Type: New Feature
Affects Version/s: None
Fix Version/s: None
Hadoop On Demand (HOD) is an integration of Hadoop with batch schedulers like Condor/torque/sun grid etc. Hadoop On Demand or HOD hereafter is a system that populates a Hadoop instance using a shared batch scheduler. HOD will find a requested number of nodes and start up Hadoop daemons on them. Users map reduce jobs can then run on the hadoop instance. After the job is done, HOD gives back the nodes to the shared batch scheduler. A group of users will use HOD to acquire Hadoop instances of varying sizes and the batch scheduler will schedule requests in a way that important jobs gain more importance/resources and finish fast. Here are a list of requirements for HOD and batch schedulers:
Key Requirements :
— Should allocate the specified minimum number of nodes for a job
Many batch jobs can finish in time, only when enough resources are allocated. Therefore batch scheduler should allocate the asked number of nodes for a given job when the job starts. This is simple form of what's known as gang scheduling.

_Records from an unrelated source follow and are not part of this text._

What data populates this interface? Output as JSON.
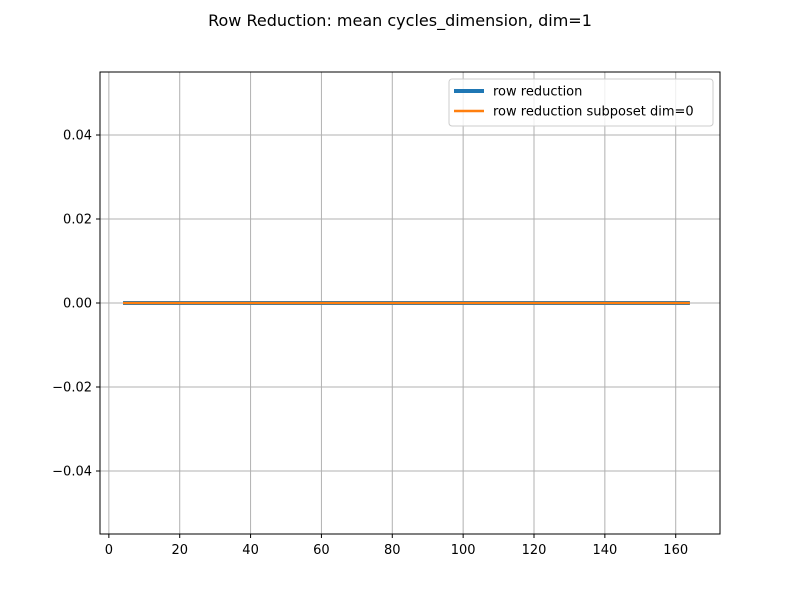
{
  "chart_data": {
    "type": "line",
    "title": "Row Reduction: mean cycles_dimension, dim=1",
    "xlabel": "",
    "ylabel": "",
    "xlim": [
      -2.5,
      172.5
    ],
    "ylim": [
      -0.055,
      0.055
    ],
    "xticks": [
      0,
      20,
      40,
      60,
      80,
      100,
      120,
      140,
      160
    ],
    "yticks": [
      -0.04,
      -0.02,
      0.0,
      0.02,
      0.04
    ],
    "ytick_labels": [
      "−0.04",
      "−0.02",
      "0.00",
      "0.02",
      "0.04"
    ],
    "grid": true,
    "legend_position": "top-right",
    "series": [
      {
        "name": "row reduction",
        "color": "#1f77b4",
        "x": [
          4,
          164
        ],
        "y": [
          0,
          0
        ]
      },
      {
        "name": "row reduction subposet dim=0",
        "color": "#ff7f0e",
        "x": [
          4,
          164
        ],
        "y": [
          0,
          0
        ]
      }
    ]
  }
}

Often the minimum nodes are not available right away, especially if the job asked for a large number. The batch scheduler should support advance reservation for important jobs so that the wait time can be determined. In advance reservation, a reservation is created on earliest future point when the preoccupied nodes become available. When nodes are currently idle but booked by future reservations, batch scheduler is ok to give them to other jobs to increase system utilization, but only when doing so does not delay existing reservations.
— run short urgent job without costing too much loss to long job. Especially, should not kill job tracker of long job.
Some jobs, mostly short ones, are time sensitive and need urgent treatment. Often, large portion of cluster nodes will be occupied by long running jobs. Batch scheduler should be able to preempt long jobs and run urgent jobs. Then, urgent jobs will finish quickly and long jobs can re-gain the nodes afterward.
When preemption happens, HOD should minimize the loss to long jobs. Especially, it should not kill job tracker of long job.
— be able to dial up, at run time, share of resources for more important projects.
Viewed at high level, a given cluster is shared by multiple projects. A project consists of a number of jobs submitted by a group of users.Batch scheduler should allow important projects to have more resources. This should be tunable at run time as what projects deem more important may change over time.
— prevent malicious abuse of the system.
A shared cluster environment can be put in jeopardy if malicious or erroneous job code does:
– hold unneeded resources for a long period
– use privileges for unworthy work
Such abuse can easily cause under-utilization or starvation of other jobs. Batch scheduler should allow setting up policies for preventing resource abuse by:
– limit privileges to legitimate uses asking for proper amount
– throttle peak use of resources per player
– monitor and reduce starvation
— The behavior should be simple and predictable
When status of the system is queried, we should be able to determine what factors caused it to reach current status and what could be the future behavior with or without our tuning on the system.
— be portable to major resource managers
HOD design should be portable so that in future we are able to plugin other resource manager.
Some of the key requirements are implemented by the batch schedulers. The others need to be implemented by HOD.